About the Talk:
Much of the value of labor in industrialized economies derives from the scarcity of expertise rather than from the scarcity of labor per se. In economic parlance, expertise denotes a specific body of knowledge or competency required for accomplishing a particular objective. Human expertise commands a market premium to the degree that it is, first, necessary for accomplishing valuable objectives, and second, scarce, meaning not possessed by most people. Will AI increase the value of expertise by broadening its relevance and applicability? Or will it instead commodify expertise and undermine pay, even if jobs are not lost in net. Autor will present a simple framework for interpreting the relationship between technological change and expertise across three different technological revolutions. He will argue that, due to AI’s malleability and broad applicability, its labor market consequences will depend fundamentally on how firms, governments, NGOs, and universities (among others) invest to develop its capabilities and shape its applications.
About the Speakers:
David Autor is Ford Professor in the MIT Department of Economics, codirector of the NBER Labor Studies Program and the MIT Shaping the Future of Work Initiative.
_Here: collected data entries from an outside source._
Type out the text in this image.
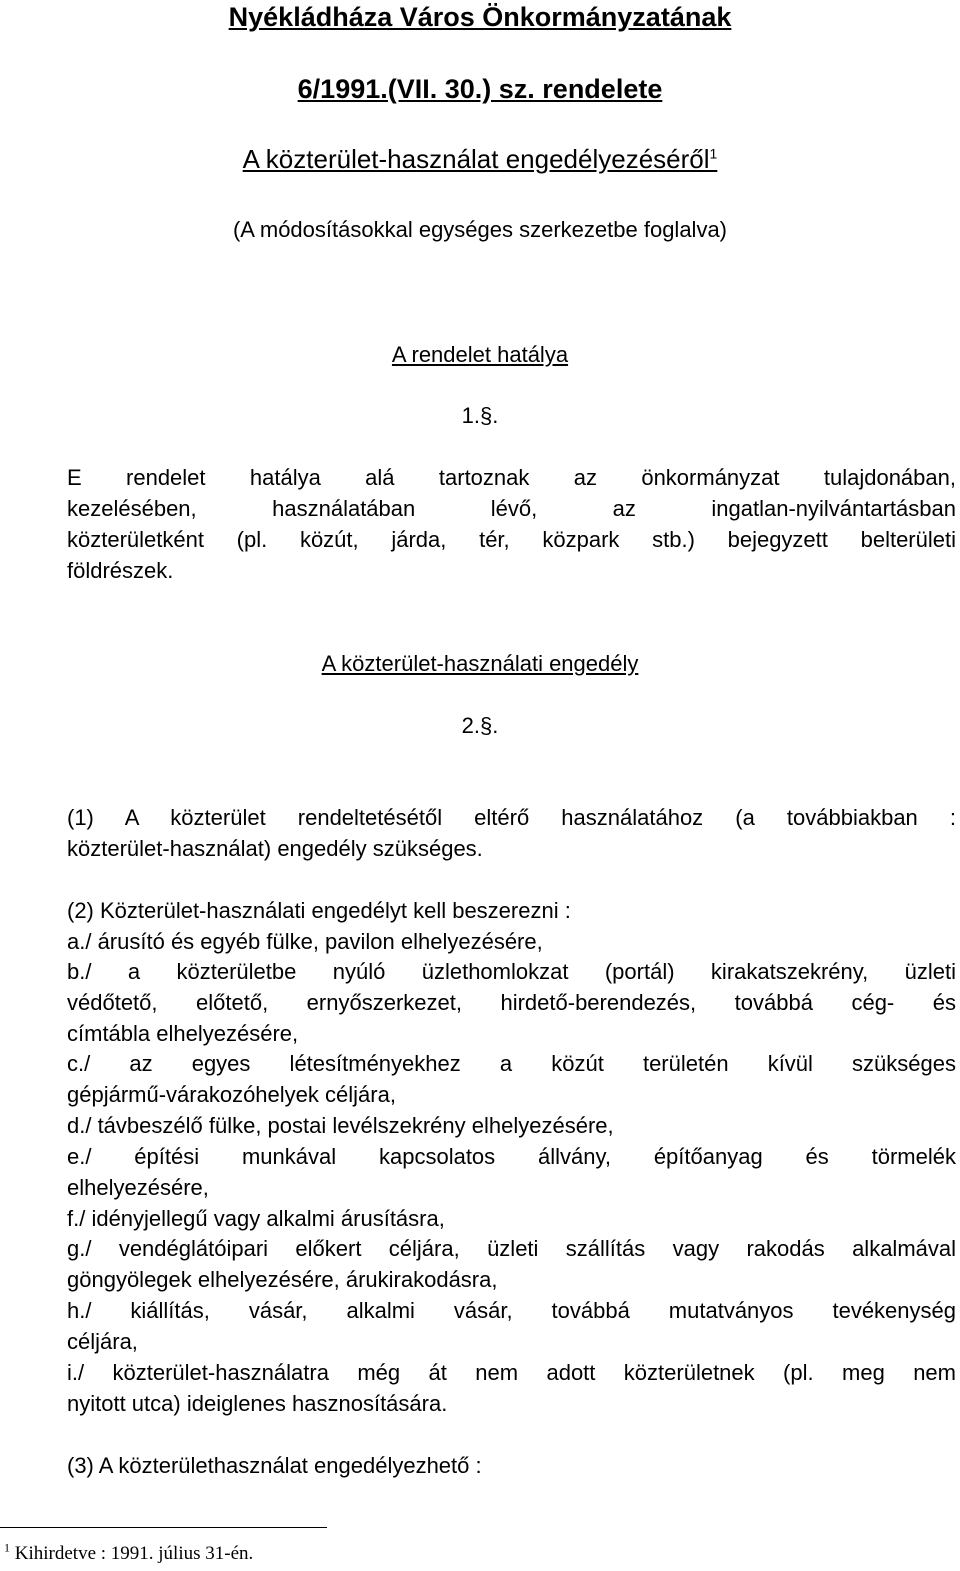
Nyékládháza Város Önkormányzatának
6/1991.(VII. 30.) sz. rendelete
A közterület-használat engedélyezéséről$^1$
(A módosításokkal egységes szerkezetbe foglalva)
A rendelet hatálya
1.§.
E rendelet hatálya alá tartoznak az önkormányzat tulajdonában,
kezelésében, használatában lévő, az ingatlan-nyilvántartásban
közterületként (pl. közút, járda, tér, közpark stb.) bejegyzett belterületi
földrészek.
A közterület-használati engedély
2.§.
(1) A közterület rendeltetésétől eltérő használatához (a továbbiakban :
közterület-használat) engedély szükséges.
(2) Közterület-használati engedélyt kell beszerezni :
a./ árusító és egyéb fülke, pavilon elhelyezésére,
b./ a közterületbe nyúló üzlethomlokzat (portál) kirakatszekrény, üzleti
védőtető, előtető, ernyőszerkezet, hirdető-berendezés, továbbá cég- és
címtábla elhelyezésére,
c./ az egyes létesítményekhez a közút területén kívül szükséges
gépjármű-várakozóhelyek céljára,
d./ távbeszélő fülke, postai levélszekrény elhelyezésére,
e./ építési munkával kapcsolatos állvány, építőanyag és törmelék
elhelyezésére,
f./ idényjellegű vagy alkalmi árusításra,
g./ vendéglátóipari előkert céljára, üzleti szállítás vagy rakodás alkalmával
göngyölegek elhelyezésére, árukirakodásra,
h./ kiállítás, vásár, alkalmi vásár, továbbá mutatványos tevékenység
céljára,
i./ közterület-használatra még át nem adott közterületnek (pl. meg nem
nyitott utca) ideiglenes hasznosítására.
(3) A közterülethasználat engedélyezhető :
$^1$ Kihirdetve : 1991. július 31-én.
His scholarship explores the labor-market impacts of technological change and globalization on job polarization, skill demands, earnings levels and inequality, and electoral outcomes. The Economist magazine labeled Autor in 2019 as “The academic voice of the American worker.” Later that same year, and with equal justification, he was christened “Twerpy MIT Economist” by John Oliver of Last Week Tonight in a segment on automation and employment.
Tyna Eloundou is a researcher at OpenAI, whose most recent work includes leading safety evaluations, economic impact evaluations, and the democratic inputs to AI grant program. Currently, she leads the Collective Alignment team, which is conducting research and building systems to integrate collective input about how our models should behave.